Resenhas

Resenha: Marina, Carlos Ruiz Zafón

Julguei o livro pela capa, sim. E como julguei. Lá estava “Marina”, me encarando por horas enquanto eu dava voltas na livraria, não tinha certeza sobre qual livro levar, e que sorte dera, só assim pude entrar em contato com uma obra-prima. Zafón despeja todo um talento surreal em quase duzentas páginas, atira ao leitor o melhor de si, como profissional e como ser humano. É traumatizante, da melhor forma, ler a história de Oscar Dari, ou de German, ou da perfeição cujo nome é Marina.

O cenário é uma Barcelona pós-guerra. A Europa, mesmo devastada por um dos maiores conflitos já vistos em séculos, se não o maior, consegue ser retratada com todo fulgor e beleza. Oscar é um garoto incomum, tem como habito percorrer as ruas de sua cidade nas diversas escapadelas do Internato. Em uma dessas esbarra com o casarão que mudará totalmente o roteiro de sua vida. A curiosidade, como definira muito bem Carlos Zafón em diversos trechos, provoca no homem instintos diversos, o leva para situações nunca pensadas. Assim, Oscar é posto em desafio ao invadir uma mansão que acreditara está abandonada, nesta desventura ele rouba, mesmo sem desejar, um relógio que encontrara no lugar e é afugentado por um homem que surgira assim como o remorso pareceu horas depois. Em um conflito interno, Oscar decide voltar ao local e devolver o relógio ao seu verdadeiro dono. Assim embarca em histórias alheias, faz com que Marina e seu pai debrucem sobre sua janela e fiscalizem sua alma jovem e sem propósitos. O garoto não seria o mesmo.

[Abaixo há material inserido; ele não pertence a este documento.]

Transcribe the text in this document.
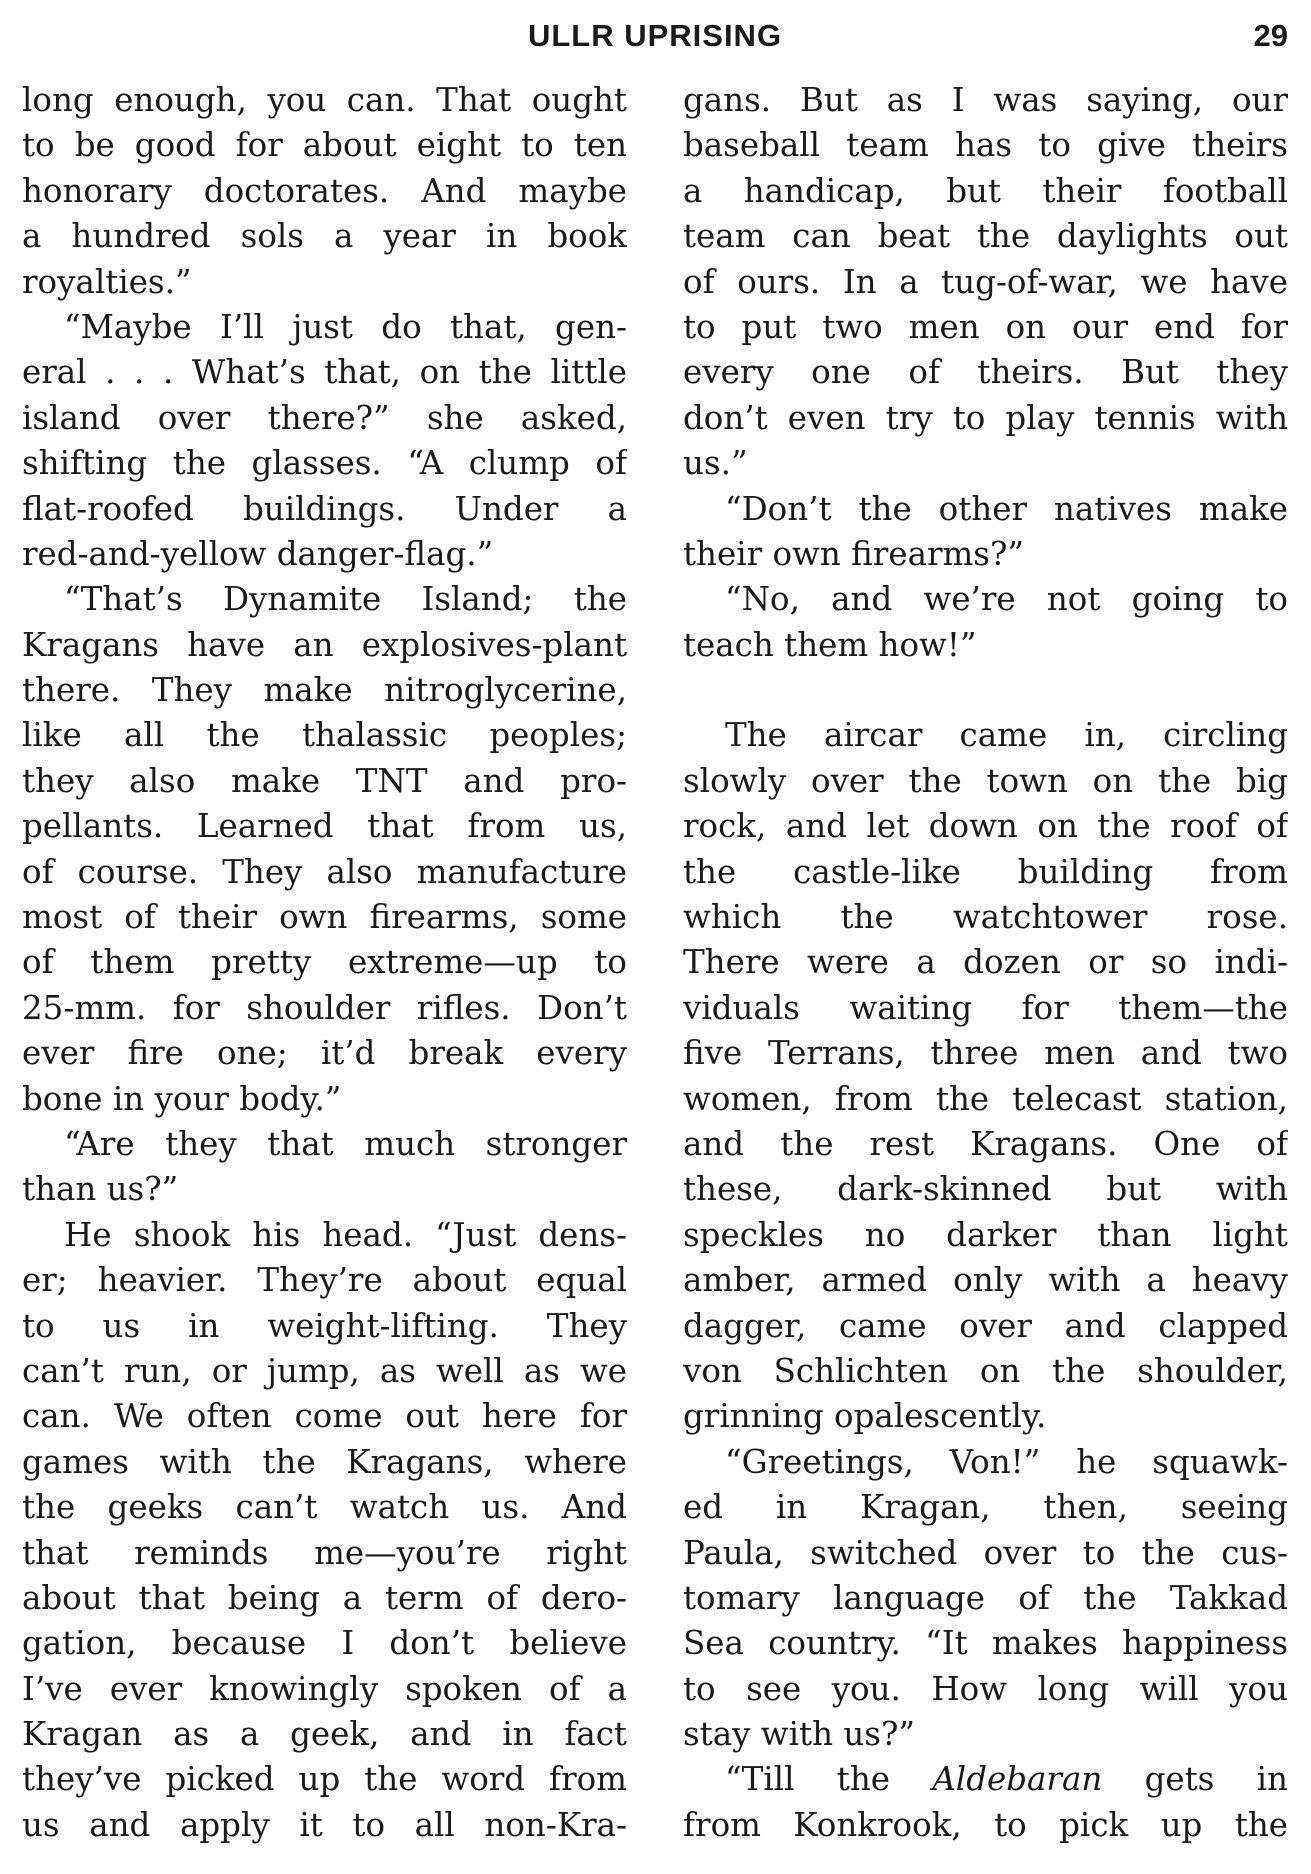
ULLR UPRISING	29
long enough, you can. That ought
to be good for about eight to ten
honorary doctorates. And maybe
a hundred sols a year in book
royalties.”
“Maybe I’ll just do that, gen-
eral . . . What’s that, on the little
island over there?” she asked,
shifting the glasses. “A clump of
flat-roofed buildings. Under a
red-and-yellow danger-flag.”
“That’s Dynamite Island; the
Kragans have an explosives-plant
there. They make nitroglycerine,
like all the thalassic peoples;
they also make TNT and pro-
pellants. Learned that from us,
of course. They also manufacture
most of their own firearms, some
of them pretty extreme—up to
25-mm. for shoulder rifles. Don’t
ever fire one; it’d break every
bone in your body.”
“Are they that much stronger
than us?”
He shook his head. “Just dens-
er; heavier. They’re about equal
to us in weight-lifting. They
can’t run, or jump, as well as we
can. We often come out here for
games with the Kragans, where
the geeks can’t watch us. And
that reminds me—you’re right
about that being a term of dero-
gation, because I don’t believe
I’ve ever knowingly spoken of a
Kragan as a geek, and in fact
they’ve picked up the word from
us and apply it to all non-Kra-
gans. But as I was saying, our
baseball team has to give theirs
a handicap, but their football
team can beat the daylights out
of ours. In a tug-of-war, we have
to put two men on our end for
every one of theirs. But they
don’t even try to play tennis with
us.”
“Don’t the other natives make
their own firearms?”
“No, and we’re not going to
teach them how!”
The aircar came in, circling
slowly over the town on the big
rock, and let down on the roof of
the castle-like building from
which the watchtower rose.
There were a dozen or so indi-
viduals waiting for them—the
five Terrans, three men and two
women, from the telecast station,
and the rest Kragans. One of
these, dark-skinned but with
speckles no darker than light
amber, armed only with a heavy
dagger, came over and clapped
von Schlichten on the shoulder,
grinning opalescently.
“Greetings, Von!” he squawk-
ed in Kragan, then, seeing
Paula, switched over to the cus-
tomary language of the Takkad
Sea country. “It makes happiness
to see you. How long will you
stay with us?”
“Till the Aldebaran gets in
from Konkrook, to pick up the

… Aprendi que é possível viver de esperanças e nada mais. (Pág. 182)

O inicio da história apresentasse sombrio, cria-se um plano de fundo macabro para todas as ocasiões, ficamos sempre na defensiva, a espera de um homem encapuzado ou até mesmo uma mulher, com medo que de uma hora para outras os personagens sejam expurgados para páginas desconhecidas, até seu terceiro quarto de livro, “Marina” é  duvidoso. O talento singular de Zafón mistura os sentimentos que nunca imaginei estarem juntos, medo e apreço, segurança e instabilidade, tudo isso ao mesmo tempo, traçando em cada linha um rastro de sangue, um rastro de ódio que originou a história, não de Marina, ou de Oscar, mas de algo bem maior. Revela-se, quando menos esperamos, uma teia totalmente gigantesca, que embarca não somente os jovens, mas toda uma Barcelona cercada por segredos e intrigas. O ser humano posto em prova exala as piores reações, isso não foge dos faróis do autor, ele faz questão de evidenciar tais atitudes. Com o simbolismo de uma borboleta, com o realismo de tal borboleta, o livro torna-se uma ícone do gênero. De qual gênero, na verdade? Não sabemos, ou melhor, não conseguimos estabelecer um espectro nas linhas de tipos para Marina, é uma reunião dos melhores gêneros em um só lugar, trata-se de mistério, drama, horror, aventura, um emaranhado de histórias e histórias, unificadas de um modo eletrizante.

O desfecho é digno de um Victor Hugo, por desventura do destino o livro é pequeno, tem 189 páginas, é o único ponto em que podemos disparar xingamentos a Zafón. Se Marina tivesse ao menos mais duzentas páginas… só mais isso. Mas o autor sabe o que faz, sabe quando deve encerrar sua obra. A Suma de Letras nos oferece o livro com o melhor papel para leitura que já vi, a capa, como já destaquei no primeiro paragrafo, engana, de diversas modos, em momentos ela parece sombria, em outros, algo romantesco. Toda a obra tem essas inverdades, não sabemos o que está para ocorrer na página seguinte, é inquietante. Para quem procura uma breve mas marcante leitura, eis Marina, a musa de um Zafón ou um Oscar. A Marília de seu Dirceu, trágica, mas esplendorosa.

Ninguém entende nada da vida enquanto não entender a morte. – acrescentou Marina.